Price-matching iGraph's Community Detection Algorithm
Would like to see more support for Community Detection
- [ ] Optimal
- [x] Edge-Betweenness
- [x] Leading Eigenvector
- [ ] Fast-Greedy
- [x] Multi-Level (also https://github.com/igraph/igraph/issues/890)
- [ ] Walktrap
- [x] Label Propagation
- [ ] InfoMap
- [ ] Spinglass
We have some measures that are not on that list. And some that are. and some I'm not familiar with. Are you able to make a pull request with any that you feel most important?
@dschult if reading the iGraph source code can provide context, https://igraph.org/c/doc/igraph-Community.html has some documentation for https://github.com/igraph/igraph Unfortunately there is no pure Python implementation, would like to get people into trying build an alternative though for NetworkX. Some articles regarding such algorithms:
- https://www.r-bloggers.com/summary-of-community-detection-algorithms-in-igraph-0-6/
- https://stackoverflow.com/questions/9471906
- https://yoyoinwanderland.github.io/2017/08/08/Community-Detection-in-Python/
- http://francescopochetti.com/community-detection-social-networks/
Here is a "bible" on many different algorithms and its classification https://arxiv.org/pdf/0906.0612.pdf and its summary https://arxiv.org/pdf/0908.1062.pdf (referenced from https://ffff65535.com/en/q/58d739)

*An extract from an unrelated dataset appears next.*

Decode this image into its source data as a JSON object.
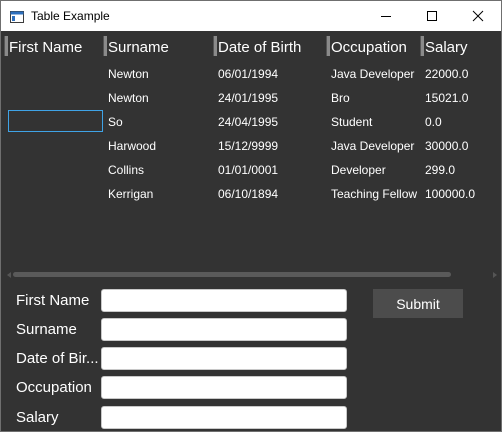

Hi, I want to try this topic. @dschult which algorithm do you think I should start with?
The "bible" paper listed above reports that in their comparisons an algorithm called InfoMap did best. How about starting with that one?
@dschult @guyroznb I'd be very happy to implement InfoMap, I'm quite familiar with it. Is there any ongoing work on this?
There is no ongoing work on InfoMap that I know of. But @guyroznb should update us if they are still working on it.
You guys might want to check this project https://cdlib.readthedocs.io/en/latest/reference/cd_algorithms/node_clustering.html It is written in Python and integrates iGraph with NetworkX. But some of the algorithms are not mainlined into NetworkX. For Infomap:
- https://github.com/uwescience/pyinfomap
- https://github.com/mapequation/infomap-notebooks
- https://github.com/conda-forge/python-infomap-feedstock
Took a look at pyinfomap @BrandonKMLee . The implementation there is along the same lines as what I have been thinking/drafting. I'm thinking a few differences for networkx:
-
We shouldn't rely on page rank of nodes as pyinfomap does for the undirected case. As I understand it, the Map equation for undirected graphs does not require 'teleportation' (tau = 0.15) to derive relative/exit weights (I think because the graph-as-a-Markov chain is irreducible) meaning that in the undirected case we could be more efficient potentially.
-
The 'weight' edge attribute shouldn't be hardcoded, the user should be able to run info map on any edge attribute.
-
The return type should be a list of nodesets by module and optionally the induced subgraphs.